I'm also not yet convinced about the Cylon Leaders idea. This might be because I had a uniquely poor agenda to follow, but I'm not convinced; I think it's just as likely that said agenda revealed the flaw in the system. Other than to make sure the Cylons won, my only aim was to either end the game in the brig or detention, or be executed at least once. This meant the potential double-dealing and politicking that might otherwise have been involved was replaced by deliberately trying to wreck as much shit as possible so I would be dragged to the nearest airlock and introduced to Mr Vacuum. The fact that I was neither able to do a massive amount of damage to the fleet whilst making no effort to hide was not particularly encouraging, but the main problem was that the human players were in agreement that sending me to either the brig or the void was a waste of time since I'd immediately come back in a different body in any case. If a punishment system is so unappealing that you don't want to consider it for a player desperately trying to wreck your entire game plan, then something has gone wrong somewhere.

On the other hand, Red November is great fun, a lovely little quick game with plenty of character. The mechanic of replacing turns with minutes, and thus always allowing the player furthest "back in time" to have the next move is brilliant, and in any case I think there's a strict limit on how much bad things you can say about a game that forces you to ponder whether or not you're already too pissed to down the bottle of grog you need to make stabbing a Kraken to death a little easier. Of course, my viewpoint is a little coloured. Not only was I slightly drunk when I played it (Ooh! Red November drinking game: every time your gnomes polishes off a bottle of grog, you have to drink a beer), but I had an eye on the England game, which means I could have been playing Monopoly (most hated of all games!) and I probably would have appreciated the distraction.

It's also worth noting that, according to Garathon, the game was originally conceived as "Rescue the Kursk", before presumably being considered too legally tricky/in bad taste. It does make me wonder how much the game changed between iterations, though. As difficult as it might be to sell a game based on the tragic deaths of over one hundred sailors, one imagines it would be exponentially harder once your core game mechanic involves fuelling your repair attempts by stealing the captain's vodka.

Friday, 25 June 2010

Much Better Bloggers

David Brothers over at 4thletter! is without a doubt one of my favourite comic bloggers.

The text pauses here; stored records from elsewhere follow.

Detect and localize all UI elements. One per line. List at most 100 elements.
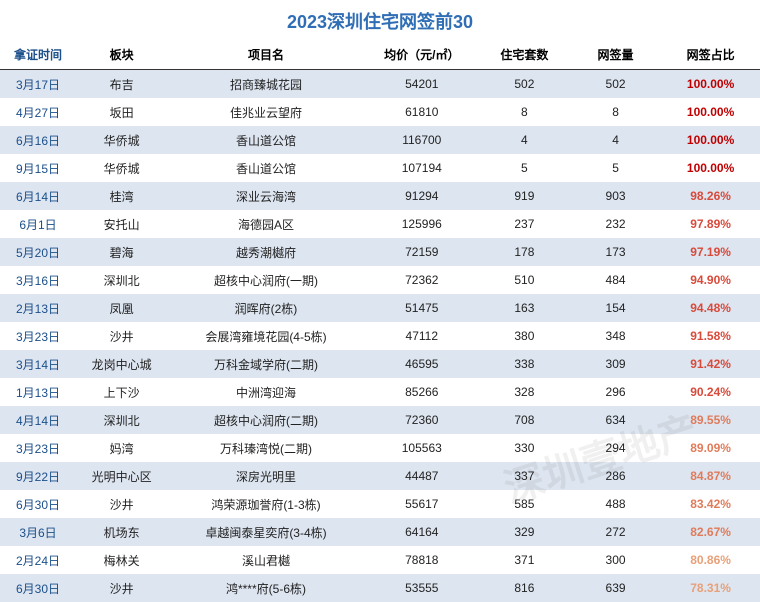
cell-signed: 634: [570, 406, 661, 434]
cell-units: 371: [479, 546, 570, 574]
cell-signed: 173: [570, 238, 661, 266]
cell-pct: 94.48%: [661, 294, 760, 322]
table-body: 3月17日布吉招商臻城花园54201502502100.00%4月27日坂田佳兆…: [0, 70, 760, 602]
cell-units: 337: [479, 462, 570, 490]
cell-units: 585: [479, 490, 570, 518]
cell-units: 816: [479, 574, 570, 602]
cell-price: 72362: [365, 266, 479, 294]
cell-signed: 154: [570, 294, 661, 322]
cell-pct: 82.67%: [661, 518, 760, 546]
cell-date: 3月23日: [0, 322, 76, 350]
cell-pct: 89.55%: [661, 406, 760, 434]
table-row: 6月1日安托山海德园A区12599623723297.89%: [0, 210, 760, 238]
cell-price: 72159: [365, 238, 479, 266]
cell-units: 329: [479, 518, 570, 546]
cell-pct: 100.00%: [661, 126, 760, 154]
cell-price: 125996: [365, 210, 479, 238]
cell-area: 妈湾: [76, 434, 167, 462]
cell-signed: 903: [570, 182, 661, 210]
table-row: 6月14日桂湾深业云海湾9129491990398.26%: [0, 182, 760, 210]
table-row: 9月22日光明中心区深房光明里4448733728684.87%: [0, 462, 760, 490]
cell-price: 53555: [365, 574, 479, 602]
col-header-pct: 网签占比: [661, 40, 760, 70]
cell-area: 机场东: [76, 518, 167, 546]
cell-units: 4: [479, 126, 570, 154]
cell-signed: 286: [570, 462, 661, 490]
table-row: 3月16日深圳北超核中心润府(一期)7236251048494.90%: [0, 266, 760, 294]
cell-project: 招商臻城花园: [167, 70, 365, 99]
cell-date: 2月24日: [0, 546, 76, 574]
cell-area: 深圳北: [76, 266, 167, 294]
cell-price: 55617: [365, 490, 479, 518]
cell-price: 105563: [365, 434, 479, 462]
cell-units: 8: [479, 98, 570, 126]
cell-price: 85266: [365, 378, 479, 406]
col-header-area: 板块: [76, 40, 167, 70]
cell-project: 香山道公馆: [167, 126, 365, 154]
cell-pct: 100.00%: [661, 98, 760, 126]
col-header-signed: 网签量: [570, 40, 661, 70]
cell-signed: 5: [570, 154, 661, 182]
table-row: 5月20日碧海越秀潮樾府7215917817397.19%: [0, 238, 760, 266]
table-row: 2月13日凤凰润晖府(2栋)5147516315494.48%: [0, 294, 760, 322]
cell-area: 深圳北: [76, 406, 167, 434]
cell-price: 91294: [365, 182, 479, 210]
table-row: 3月23日妈湾万科瑧湾悦(二期)10556333029489.09%: [0, 434, 760, 462]
cell-project: 万科瑧湾悦(二期): [167, 434, 365, 462]
cell-date: 6月1日: [0, 210, 76, 238]
cell-area: 华侨城: [76, 126, 167, 154]
cell-project: 超核中心润府(一期): [167, 266, 365, 294]
cell-units: 5: [479, 154, 570, 182]
cell-pct: 97.89%: [661, 210, 760, 238]
cell-area: 光明中心区: [76, 462, 167, 490]
cell-date: 3月23日: [0, 434, 76, 462]
cell-units: 163: [479, 294, 570, 322]
cell-date: 6月14日: [0, 182, 76, 210]
cell-project: 中洲湾迎海: [167, 378, 365, 406]
cell-signed: 639: [570, 574, 661, 602]
table-row: 3月6日机场东卓越闽泰星奕府(3-4栋)6416432927282.67%: [0, 518, 760, 546]
cell-price: 44487: [365, 462, 479, 490]
cell-area: 碧海: [76, 238, 167, 266]
cell-project: 香山道公馆: [167, 154, 365, 182]
cell-price: 51475: [365, 294, 479, 322]
cell-price: 47112: [365, 322, 479, 350]
cell-signed: 300: [570, 546, 661, 574]
page-title: 2023深圳住宅网签前30: [0, 0, 760, 40]
cell-units: 708: [479, 406, 570, 434]
cell-area: 沙井: [76, 574, 167, 602]
cell-price: 46595: [365, 350, 479, 378]
table-row: 6月30日沙井鸿荣源珈誉府(1-3栋)5561758548883.42%: [0, 490, 760, 518]
cell-units: 510: [479, 266, 570, 294]
cell-date: 4月27日: [0, 98, 76, 126]
table-row: 3月17日布吉招商臻城花园54201502502100.00%: [0, 70, 760, 99]
cell-pct: 84.87%: [661, 462, 760, 490]
cell-area: 布吉: [76, 70, 167, 99]
cell-pct: 91.58%: [661, 322, 760, 350]
cell-signed: 4: [570, 126, 661, 154]
cell-units: 380: [479, 322, 570, 350]
cell-area: 桂湾: [76, 182, 167, 210]
col-header-price: 均价（元/㎡）: [365, 40, 479, 70]
cell-units: 919: [479, 182, 570, 210]
table-row: 4月27日坂田佳兆业云望府6181088100.00%: [0, 98, 760, 126]
cell-date: 5月20日: [0, 238, 76, 266]
cell-pct: 91.42%: [661, 350, 760, 378]
cell-date: 3月16日: [0, 266, 76, 294]
cell-price: 107194: [365, 154, 479, 182]
cell-price: 64164: [365, 518, 479, 546]
cell-signed: 232: [570, 210, 661, 238]
table-row: 4月14日深圳北超核中心润府(二期)7236070863489.55%: [0, 406, 760, 434]
cell-date: 6月16日: [0, 126, 76, 154]
cell-date: 6月30日: [0, 574, 76, 602]
cell-project: 润晖府(2栋): [167, 294, 365, 322]
cell-area: 龙岗中心城: [76, 350, 167, 378]
cell-date: 3月17日: [0, 70, 76, 99]
cell-project: 鸿****府(5-6栋): [167, 574, 365, 602]
cell-pct: 83.42%: [661, 490, 760, 518]
cell-project: 鸿荣源珈誉府(1-3栋): [167, 490, 365, 518]
header-row: 拿证时间 板块 项目名 均价（元/㎡） 住宅套数 网签量 网签占比: [0, 40, 760, 70]
cell-signed: 502: [570, 70, 661, 99]
cell-signed: 294: [570, 434, 661, 462]
cell-date: 6月30日: [0, 490, 76, 518]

The guy is undeniably smart and knows how to put together a good argument.

Well, last week he wrote a post in response to something I had said to him, and having only just realised this fact today (clearly I chose the wrong week to bury myself in my work), I thought I'd flag it up. David's initial post is here, and his response to my question (which includes my own comment) is here.

I've emailed my response to David directly, so I won't repeat it in full here. The short version, however, is that I feel we may have been talking at cross purposes. David may be using "statistics" to refer to specific numerical soundbites rather than the discipline, which was the sense in which I was applying the term.

I also think we need to consider that whilst David's experience and knowledge regarding race in America means he could get further talking about the subject without statistics than I ever could with them, that reflects poorly on my knowledge of the subject, not on the use of statistics themselves. In other words, Squid + Statistics < David < David + Statistics.

Anyway, it's a great article, and I'm delighted I helped create it in some small way.